Até dirigentes botafoguenses culparam a ausência da torcida alvinegra pela derrota, antes mesmo de os diários darem o título flamenguista à grandiosa mulambada. Mas não foi assim, não. A equipe do Botafogo nada se abalou com o detalhe que vinha das arquibancadas, e foi a mesma de sempre. Jogou bem como sempre, envolveu o adversário como sempre, fez belos gols como sempre e perdeu outros gols e deu espaço para o adversário como sempre. E, como sempre, não venceu; sorte ou azar, entregou o título de bandeja nos pênaltis. Sorte mesmo teve o Flamengo. Vi vários jogos em que o atacante Renato Augusto, a “grande revelação” da Gávea tentou chutar de longe inúmeras vezes, isolando a bola em todas elas. No domingo, enfim, ele acertou uma e salvou o rubro-negro. Isso num momento em que o Botafogo sufocava o Flamengo, e se fizesse o terceiro, teria liquidado a fatura. Mas não fez, foi o mesmo Botafogo de sempre. É, não se pode mesmo confiar no Botafogo.

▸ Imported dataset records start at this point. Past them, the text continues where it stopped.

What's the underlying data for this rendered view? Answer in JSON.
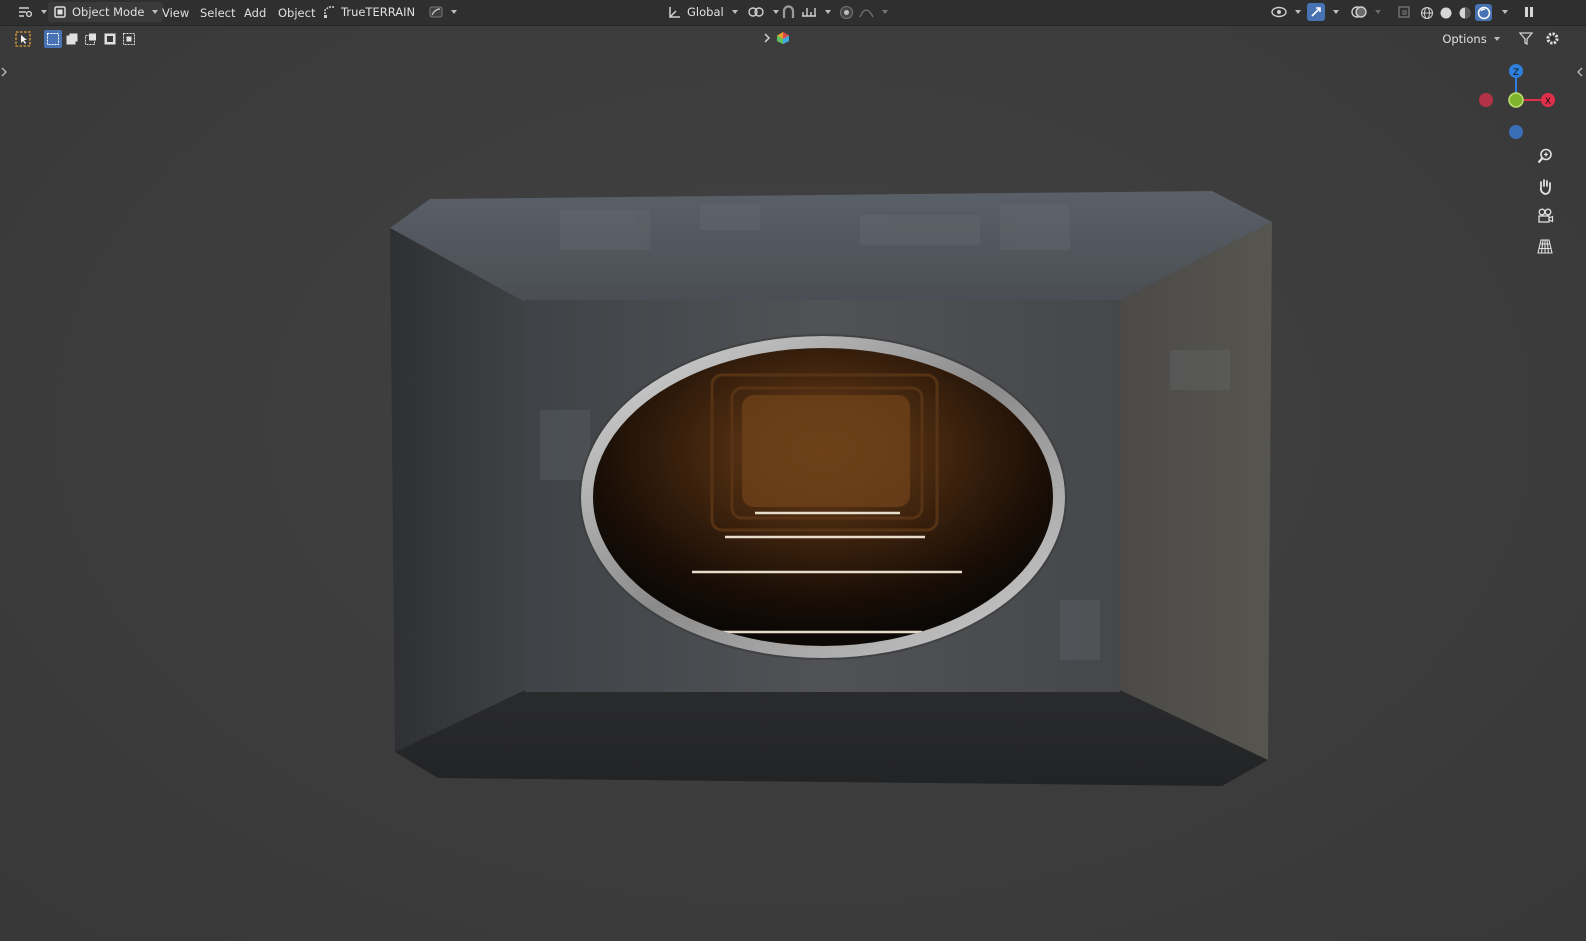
{
  "header": {
    "mode_label": "Object Mode",
    "menus": [
      "View",
      "Select",
      "Add",
      "Object"
    ],
    "addon_label": "TrueTERRAIN",
    "orientation_label": "Global"
  },
  "toolbar": {
    "options_label": "Options"
  },
  "gizmo": {
    "z_label": "Z",
    "x_label": "X",
    "colors": {
      "x": "#e0304a",
      "y": "#7fb52c",
      "z": "#2f7fdc",
      "neg_x": "#b33246",
      "neg_z": "#3a6fb5"
    }
  },
  "colors": {
    "accent": "#4772b3",
    "header_bg": "#2f2f2f",
    "viewport_bg": "#3d3d3d"
  },
  "icons": [
    "editor-type-icon",
    "object-mode-icon",
    "addon-icon",
    "transform-orientation-icon",
    "pivot-icon",
    "snap-icon",
    "snap-increment-icon",
    "proportional-edit-icon",
    "falloff-icon",
    "visibility-icon",
    "gizmo-icon",
    "overlay-icon",
    "xray-icon",
    "wireframe-shading-icon",
    "solid-shading-icon",
    "material-shading-icon",
    "rendered-shading-icon",
    "pause-icon",
    "select-box-icon",
    "zoom-icon",
    "hand-pan-icon",
    "camera-icon",
    "ortho-grid-icon",
    "filter-icon",
    "settings-icon",
    "assets-icon"
  ]
}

A essa altura os ingressos para Flamengo e Defensor, amanhã, no mesmo Maraca, já devem ter se esgotado. Se estampam nos jornais que foi a torcida do Flamengo que levou o time ao título, eles acreditam que podem fazer isso de novo. Mas podem anotar que o Flamengo dá adeus à Libertadores amanhã mesmo. E, mesmo que um torcedor gremista tenha se rebelado contra mim, anotem também que o Grêmio se classifica em cima do time cujo artilheiro é um goleiro. Paraná (que nem era pra estar nessa competição) evidentemente dá adeus, e recairá sobre o Santos a outra fatia de esperança para o futebol brasileiro nesta competição.

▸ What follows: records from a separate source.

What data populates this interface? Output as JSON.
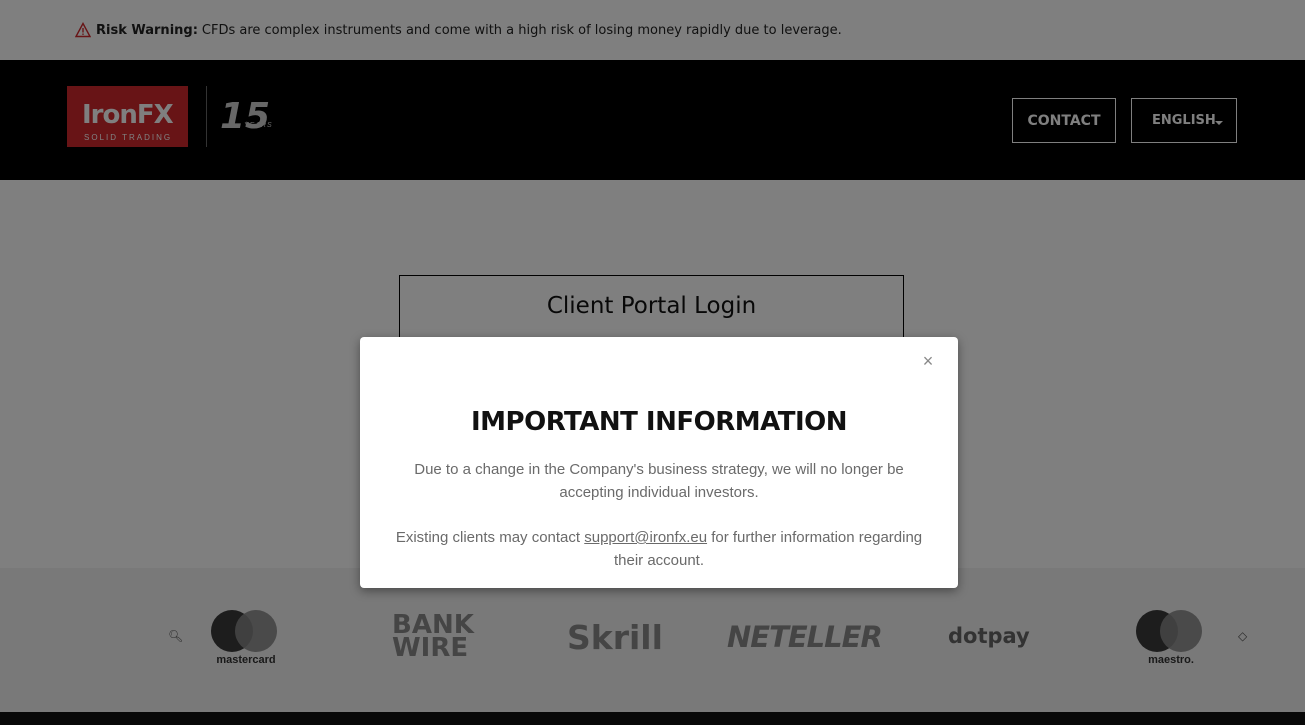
{
  "risk_warning": {
    "label": "Risk Warning:",
    "text": "CFDs are complex instruments and come with a high risk of losing money rapidly due to leverage.",
    "icon": "warning-triangle-icon"
  },
  "header": {
    "logo_text": "IronFX",
    "logo_tagline": "SOLID TRADING",
    "years_number": "15",
    "years_label": "YEARS",
    "contact_label": "CONTACT",
    "language_label": "ENGLISH"
  },
  "main": {
    "login_title": "Client Portal Login"
  },
  "payments": {
    "logos": [
      "mastercard",
      "BANK",
      "WIRE",
      "Skrill",
      "NETELLER",
      "dotpay",
      "maestro."
    ]
  },
  "modal": {
    "close_glyph": "×",
    "title": "IMPORTANT INFORMATION",
    "paragraph1": "Due to a change in the Company's business strategy, we will no longer be accepting individual investors.",
    "paragraph2_before": "Existing clients may contact ",
    "paragraph2_link": "support@ironfx.eu",
    "paragraph2_after": " for further information regarding their account."
  },
  "colors": {
    "brand_red": "#d0282d",
    "header_bg": "#000000",
    "overlay": "rgba(0,0,0,0.5)"
  }
}
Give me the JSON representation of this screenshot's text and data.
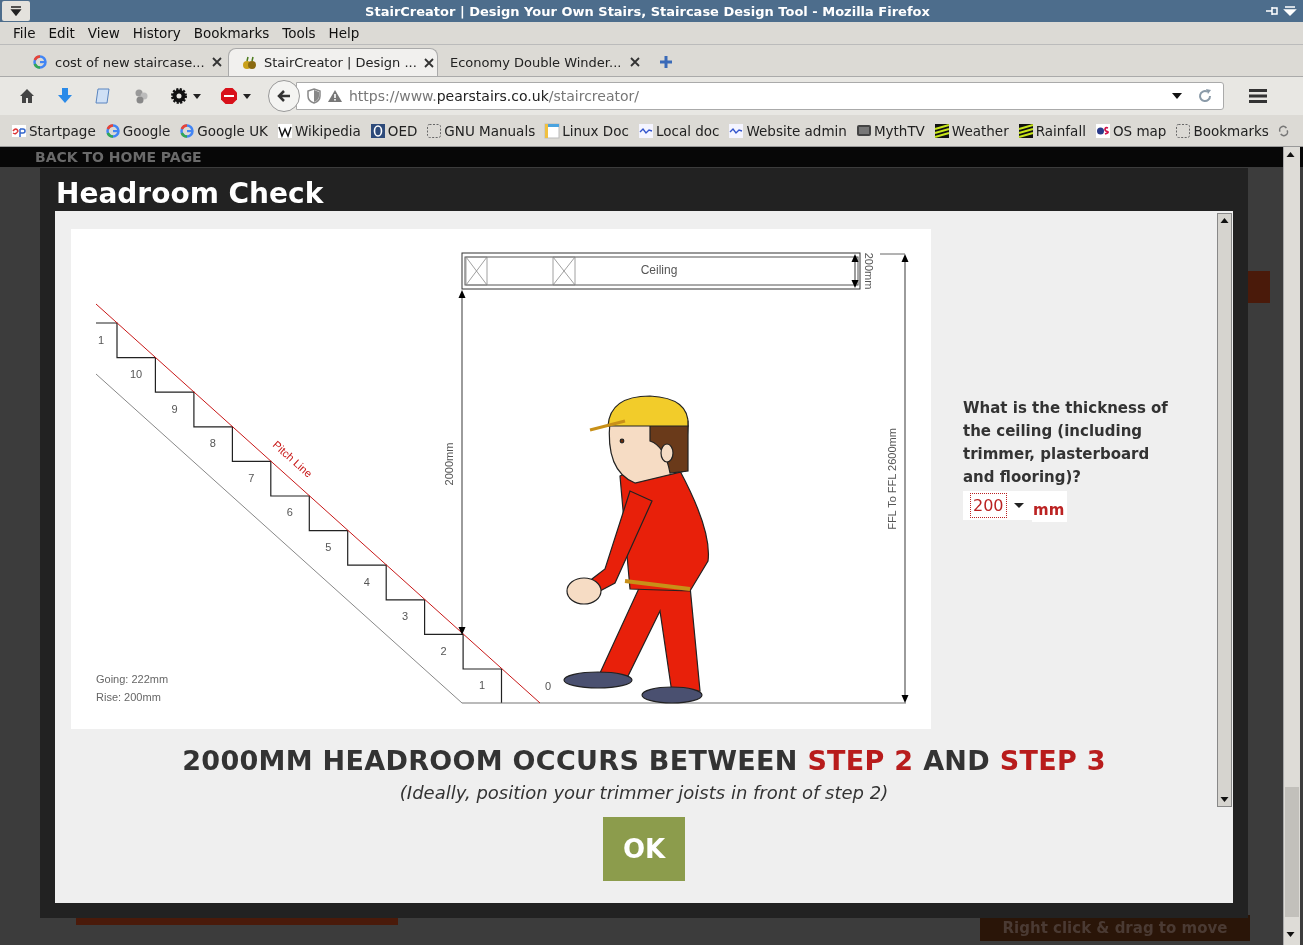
{
  "window": {
    "title": "StairCreator | Design Your Own Stairs, Staircase Design Tool - Mozilla Firefox"
  },
  "menu": [
    "File",
    "Edit",
    "View",
    "History",
    "Bookmarks",
    "Tools",
    "Help"
  ],
  "tabs": [
    {
      "label": "cost of new staircase...",
      "kind": "google",
      "selected": false
    },
    {
      "label": "StairCreator | Design ...",
      "kind": "site",
      "selected": true
    },
    {
      "label": "Economy Double Winder...",
      "kind": "none",
      "selected": false
    }
  ],
  "address_bar": {
    "scheme": "https://www.",
    "domain": "pearstairs.co.uk",
    "path": "/staircreator/"
  },
  "bookmarks": [
    {
      "label": "Startpage",
      "kind": "startpage"
    },
    {
      "label": "Google",
      "kind": "google"
    },
    {
      "label": "Google UK",
      "kind": "google"
    },
    {
      "label": "Wikipedia",
      "kind": "wikipedia"
    },
    {
      "label": "OED",
      "kind": "oed"
    },
    {
      "label": "GNU Manuals",
      "kind": "folder"
    },
    {
      "label": "Linux Doc",
      "kind": "doc"
    },
    {
      "label": "Local doc",
      "kind": "wave"
    },
    {
      "label": "Website admin",
      "kind": "wave"
    },
    {
      "label": "MythTV",
      "kind": "tv"
    },
    {
      "label": "Weather",
      "kind": "stripes"
    },
    {
      "label": "Rainfall",
      "kind": "stripes"
    },
    {
      "label": "OS map",
      "kind": "osmap"
    },
    {
      "label": "Bookmarks",
      "kind": "folder"
    }
  ],
  "page": {
    "back_link": "BACK TO HOME PAGE",
    "drag_hint": "Right click & drag to move"
  },
  "dialog": {
    "title": "Headroom Check",
    "diagram": {
      "step_labels": [
        "1",
        "10",
        "9",
        "8",
        "7",
        "6",
        "5",
        "4",
        "3",
        "2",
        "1",
        "0"
      ],
      "pitch_label": "Pitch Line",
      "ceiling_label": "Ceiling",
      "ceiling_thickness": "200mm",
      "headroom": "2000mm",
      "floor_to_floor": "FFL To FFL 2600mm",
      "going": "Going: 222mm",
      "rise": "Rise: 200mm"
    },
    "question": "What is the thickness of the ceiling (including trimmer, plasterboard and flooring)?",
    "thickness": {
      "value": "200",
      "unit": "mm"
    },
    "result": [
      {
        "text": "2000MM HEADROOM OCCURS BETWEEN ",
        "highlight": false
      },
      {
        "text": "STEP 2",
        "highlight": true
      },
      {
        "text": " AND ",
        "highlight": false
      },
      {
        "text": "STEP 3",
        "highlight": true
      }
    ],
    "hint": "(Ideally, position your trimmer joists in front of step 2)",
    "ok_button": "OK"
  }
}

E fatia das menos confiáveis. O Santos foi campeão paulista numa disputa em que os grandes da capital não conseguiram chegar à final. E sofreu para reverter uma derrota escandalosa para um São Caetano rebaixado à segunda divisão do Brasileiro. Na verdade sequer reverteu, já que a equipe que um dia foi de Pelé só sagrou-se campeã porque jogava por dois empates – vantagem merecida, sim, mas não precisava fazer uso dela contra o São Caetano, né? A decadência do futebol paulista é tanta (fora das quarta de finais na Copa do Brasil, sem nenhum time alçado à primeira divisão e fora das finais do próprio campeonato paulista!) que logo terei que destrinchar o assunto numa coluna específica. Se o Santos caísse na quarta ante ao Caracas, aí sim teríamos o cenário ideal para tal conversa. Mas isso não vai acontecer, podem anotar.

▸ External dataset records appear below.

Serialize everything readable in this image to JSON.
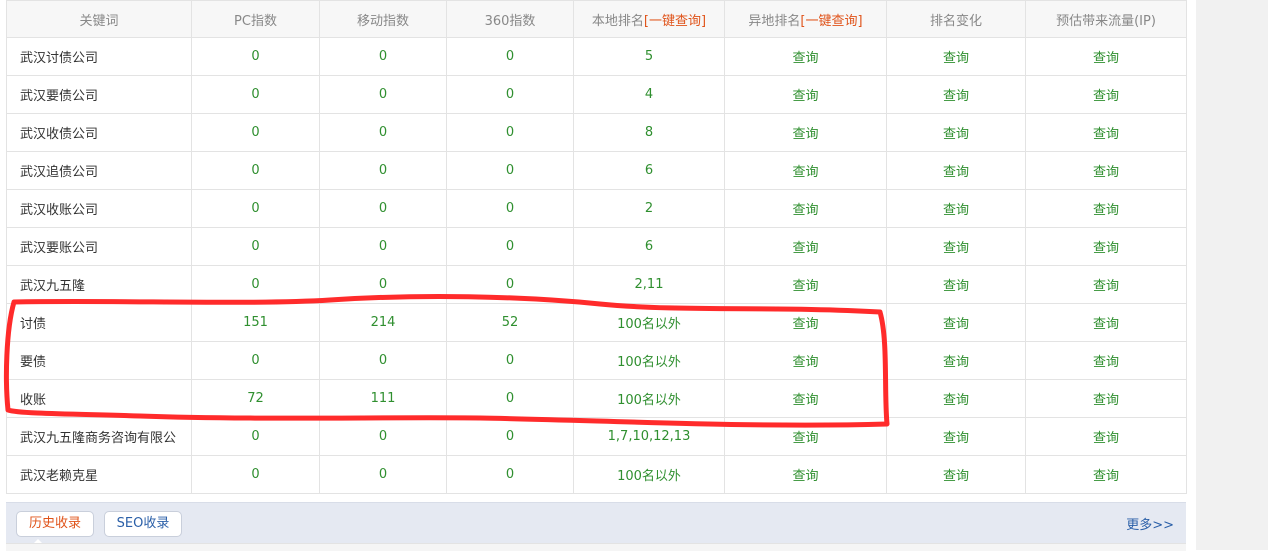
{
  "table": {
    "headers": {
      "keyword": "关键词",
      "pc_index": "PC指数",
      "mobile_index": "移动指数",
      "index_360": "360指数",
      "local_rank_label": "本地排名",
      "local_rank_link": "[一键查询]",
      "remote_rank_label": "异地排名",
      "remote_rank_link": "[一键查询]",
      "rank_change": "排名变化",
      "traffic": "预估带来流量(IP)"
    },
    "rows": [
      {
        "keyword": "武汉讨债公司",
        "pc": "0",
        "mobile": "0",
        "i360": "0",
        "local": "5",
        "remote": "查询",
        "change": "查询",
        "traffic": "查询"
      },
      {
        "keyword": "武汉要债公司",
        "pc": "0",
        "mobile": "0",
        "i360": "0",
        "local": "4",
        "remote": "查询",
        "change": "查询",
        "traffic": "查询"
      },
      {
        "keyword": "武汉收债公司",
        "pc": "0",
        "mobile": "0",
        "i360": "0",
        "local": "8",
        "remote": "查询",
        "change": "查询",
        "traffic": "查询"
      },
      {
        "keyword": "武汉追债公司",
        "pc": "0",
        "mobile": "0",
        "i360": "0",
        "local": "6",
        "remote": "查询",
        "change": "查询",
        "traffic": "查询"
      },
      {
        "keyword": "武汉收账公司",
        "pc": "0",
        "mobile": "0",
        "i360": "0",
        "local": "2",
        "remote": "查询",
        "change": "查询",
        "traffic": "查询"
      },
      {
        "keyword": "武汉要账公司",
        "pc": "0",
        "mobile": "0",
        "i360": "0",
        "local": "6",
        "remote": "查询",
        "change": "查询",
        "traffic": "查询"
      },
      {
        "keyword": "武汉九五隆",
        "pc": "0",
        "mobile": "0",
        "i360": "0",
        "local": "2,11",
        "remote": "查询",
        "change": "查询",
        "traffic": "查询"
      },
      {
        "keyword": "讨债",
        "pc": "151",
        "mobile": "214",
        "i360": "52",
        "local": "100名以外",
        "remote": "查询",
        "change": "查询",
        "traffic": "查询"
      },
      {
        "keyword": "要债",
        "pc": "0",
        "mobile": "0",
        "i360": "0",
        "local": "100名以外",
        "remote": "查询",
        "change": "查询",
        "traffic": "查询"
      },
      {
        "keyword": "收账",
        "pc": "72",
        "mobile": "111",
        "i360": "0",
        "local": "100名以外",
        "remote": "查询",
        "change": "查询",
        "traffic": "查询"
      },
      {
        "keyword": "武汉九五隆商务咨询有限公",
        "pc": "0",
        "mobile": "0",
        "i360": "0",
        "local": "1,7,10,12,13",
        "remote": "查询",
        "change": "查询",
        "traffic": "查询"
      },
      {
        "keyword": "武汉老赖克星",
        "pc": "0",
        "mobile": "0",
        "i360": "0",
        "local": "100名以外",
        "remote": "查询",
        "change": "查询",
        "traffic": "查询"
      }
    ]
  },
  "bottom_tabs": {
    "history_label": "历史收录",
    "seo_label": "SEO收录",
    "more_label": "更多>>"
  },
  "colors": {
    "value_green": "#2f8f2f",
    "accent_orange": "#e0541b",
    "link_blue": "#2a5fa8",
    "annotation_red": "#ff2b2b"
  }
}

O início do campeonato brasileiro, marcado pra sábado de noite gera expectativas de parte a parte, e dá-lhe previsões. Dessa vez, pode-se dizer, nem tanto. Que equipe, durante os estaduais arrebentou, jogou um futebol de encher os olhos? Qual vem arrebentando na Copa o Brasil ou na Libertadores? De outro lado, qual tem cara de que vai cair? Esse ano parece que teremos um bololô de clubes na meiuca da tabela de dar gosto. Só que eu não sou de amarelar e já aponto, de antemão, o óbvio – só pra variar: cairão os pequenos e triunfarão os grandes. E tenho dito.

Até a próxima, que amanhã a mulambada vai dar adeus!!!